Question

A heterozygous brown-eyed human female who is color blind marries a homozygous brown-eyed male who is not color-blind (remember, color-blindness is sex-linked).  Assume that eye color is an autosomal trait and that brown is dominant over blue.

a. Write out genotypes of parents and the Punnett squares for the possible offspring below first (Use the table feature to help and clearly label parental and offspring genotypes):

*What is the probability that any of the offspring produced have the following traits?  (please provide possible genotypes and show mathematical work for full credit)

b. carrier of color blindness?

c. blue-eyed normal vision female?

d. How many copies of the colorblind/normal vision allele do females carry? How many do males carry? Please explain any differences and define any terms.

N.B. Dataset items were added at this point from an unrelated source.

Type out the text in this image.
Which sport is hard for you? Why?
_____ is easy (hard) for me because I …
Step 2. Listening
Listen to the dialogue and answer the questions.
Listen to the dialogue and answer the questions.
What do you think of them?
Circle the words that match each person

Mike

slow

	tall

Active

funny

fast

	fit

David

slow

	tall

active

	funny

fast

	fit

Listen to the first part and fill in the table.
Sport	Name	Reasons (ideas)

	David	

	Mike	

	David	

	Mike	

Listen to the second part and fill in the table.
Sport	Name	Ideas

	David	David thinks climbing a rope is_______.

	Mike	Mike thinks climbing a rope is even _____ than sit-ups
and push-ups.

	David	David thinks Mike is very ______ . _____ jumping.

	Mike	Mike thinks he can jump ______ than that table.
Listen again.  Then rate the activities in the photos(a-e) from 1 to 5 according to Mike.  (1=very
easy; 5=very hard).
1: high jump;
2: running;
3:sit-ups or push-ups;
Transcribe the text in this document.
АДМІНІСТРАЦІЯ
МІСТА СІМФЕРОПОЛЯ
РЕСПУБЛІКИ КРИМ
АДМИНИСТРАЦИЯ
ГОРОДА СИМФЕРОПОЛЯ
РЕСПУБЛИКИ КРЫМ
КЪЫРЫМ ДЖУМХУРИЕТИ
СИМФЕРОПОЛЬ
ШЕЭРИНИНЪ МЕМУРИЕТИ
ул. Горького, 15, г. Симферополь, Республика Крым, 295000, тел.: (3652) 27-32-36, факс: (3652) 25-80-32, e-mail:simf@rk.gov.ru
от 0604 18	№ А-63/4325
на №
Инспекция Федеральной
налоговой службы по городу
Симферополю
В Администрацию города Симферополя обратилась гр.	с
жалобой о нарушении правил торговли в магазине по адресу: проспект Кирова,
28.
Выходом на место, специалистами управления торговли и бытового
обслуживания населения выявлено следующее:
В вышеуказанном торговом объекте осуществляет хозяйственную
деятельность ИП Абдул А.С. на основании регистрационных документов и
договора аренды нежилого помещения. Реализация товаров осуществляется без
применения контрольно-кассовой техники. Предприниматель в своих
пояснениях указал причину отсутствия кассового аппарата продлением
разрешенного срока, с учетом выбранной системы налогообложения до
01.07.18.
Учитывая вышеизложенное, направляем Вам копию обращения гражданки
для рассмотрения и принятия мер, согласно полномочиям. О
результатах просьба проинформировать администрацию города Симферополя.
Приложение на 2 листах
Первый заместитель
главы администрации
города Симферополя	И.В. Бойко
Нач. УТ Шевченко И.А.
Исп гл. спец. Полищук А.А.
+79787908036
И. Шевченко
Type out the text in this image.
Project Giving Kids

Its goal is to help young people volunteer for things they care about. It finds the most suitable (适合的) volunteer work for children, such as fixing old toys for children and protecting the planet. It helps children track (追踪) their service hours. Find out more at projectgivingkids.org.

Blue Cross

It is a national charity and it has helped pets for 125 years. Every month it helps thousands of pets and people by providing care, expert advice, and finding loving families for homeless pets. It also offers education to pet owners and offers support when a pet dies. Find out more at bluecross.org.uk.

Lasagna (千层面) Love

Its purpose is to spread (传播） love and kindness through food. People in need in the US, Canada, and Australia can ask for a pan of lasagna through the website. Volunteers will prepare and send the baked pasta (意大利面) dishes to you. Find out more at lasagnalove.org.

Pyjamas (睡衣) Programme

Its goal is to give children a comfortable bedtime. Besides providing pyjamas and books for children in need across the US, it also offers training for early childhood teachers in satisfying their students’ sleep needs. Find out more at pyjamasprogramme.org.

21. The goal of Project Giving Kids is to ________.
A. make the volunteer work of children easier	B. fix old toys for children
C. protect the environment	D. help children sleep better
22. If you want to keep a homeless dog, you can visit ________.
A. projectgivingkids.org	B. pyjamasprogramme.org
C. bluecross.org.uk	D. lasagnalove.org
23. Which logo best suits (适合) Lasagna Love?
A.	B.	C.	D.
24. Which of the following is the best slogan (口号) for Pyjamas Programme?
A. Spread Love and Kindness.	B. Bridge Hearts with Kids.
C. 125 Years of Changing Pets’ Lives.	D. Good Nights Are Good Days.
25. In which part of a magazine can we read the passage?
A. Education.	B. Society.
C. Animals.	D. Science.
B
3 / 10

Be complete and specific in your responses.

Answer 1

# Let's assume XcXc is for colour blind female; XcY is colour blind male. BB is for brown eye and bb is for blue eye (Brown eye is dominant).

Genotype for heterozygous brown eyed colur blind female is Bb XcXc.

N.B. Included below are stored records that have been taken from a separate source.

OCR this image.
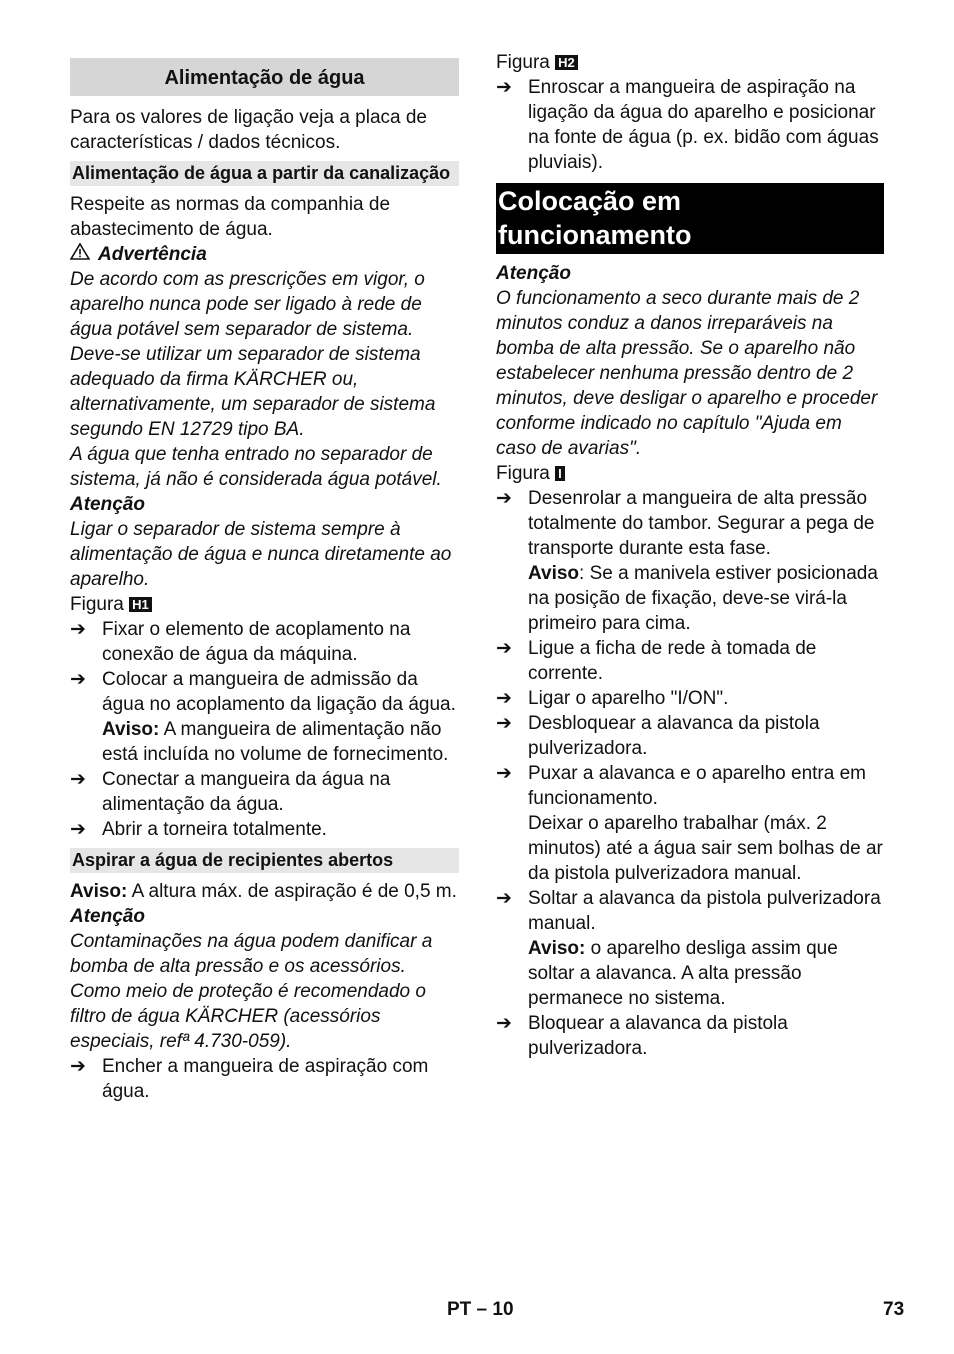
Alimentação de água

Para os valores de ligação veja a placa de características / dados técnicos.

Alimentação de água a partir da canalização

Respeite as normas da companhia de abastecimento de água.

Advertência

De acordo com as prescrições em vigor, o aparelho nunca pode ser ligado à rede de água potável sem separador de sistema. Deve-se utilizar um separador de sistema adequado da firma KÄRCHER ou, alternativamente, um separador de sistema segundo EN 12729 tipo BA.

A água que tenha entrado no separador de sistema, já não é considerada água potável.

Atenção

Ligar o separador de sistema sempre à alimentação de água e nunca diretamente ao aparelho.

Figura H1

➔ Fixar o elemento de acoplamento na conexão de água da máquina.
➔ Colocar a mangueira de admissão da água no acoplamento da ligação da água.
Aviso: A mangueira de alimentação não está incluída no volume de fornecimento.
➔ Conectar a mangueira da água na alimentação da água.
➔ Abrir a torneira totalmente.
Aspirar a água de recipientes abertos

Aviso: A altura máx. de aspiração é de 0,5 m.

Atenção

Contaminações na água podem danificar a bomba de alta pressão e os acessórios. Como meio de proteção é recomendado o filtro de água KÄRCHER (acessórios especiais, refª 4.730-059).

➔ Encher a mangueira de aspiração com água.

Figura H2

➔ Enroscar a mangueira de aspiração na ligação da água do aparelho e posicionar na fonte de água (p. ex. bidão com águas pluviais).
Colocação em funcionamento

Atenção

O funcionamento a seco durante mais de 2 minutos conduz a danos irreparáveis na bomba de alta pressão. Se o aparelho não estabelecer nenhuma pressão dentro de 2 minutos, deve desligar o aparelho e proceder conforme indicado no capítulo "Ajuda em caso de avarias".

Figura I

➔ Desenrolar a mangueira de alta pressão totalmente do tambor. Segurar a pega de transporte durante esta fase.
Aviso: Se a manivela estiver posicionada na posição de fixação, deve-se virá-la primeiro para cima.
➔ Ligue a ficha de rede à tomada de corrente.
➔ Ligar o aparelho "I/ON".
➔ Desbloquear a alavanca da pistola pulverizadora.
➔ Puxar a alavanca e o aparelho entra em funcionamento.
Deixar o aparelho trabalhar (máx. 2 minutos) até a água sair sem bolhas de ar da pistola pulverizadora manual.
➔ Soltar a alavanca da pistola pulverizadora manual.
Aviso: o aparelho desliga assim que soltar a alavanca. A alta pressão permanece no sistema.
➔ Bloquear a alavanca da pistola pulverizadora.
PT – 10	73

Genotype for homozygous brown eyed normal male is BB XY.

Bb XcXc X  BB XY

The possible gametes are BXc, bXc, BX,BY

a. Punnette square

	BX	BY
BXc	BB XcX	BBXcY
bXc	BbXcX	BbXcY

BB XcX ; Brown eyed carrier female

BBXcY ; Brown eyed colour blind male

BbXcX ; Brown eyed carrier female

BbXcY ; Brown eyed colour blind male

b. 50% of the female offspring will be carrier.

c. There is no blue eyed female.

d. For a normal vision, Male should not carry any colour blind allele. Even a single colour blind allele causes colour blind vision in a male. But, if female contains one color bind allele, they will show normal vision but they will act as a carrier. If they have colour blind then, both the allele should be colour blind.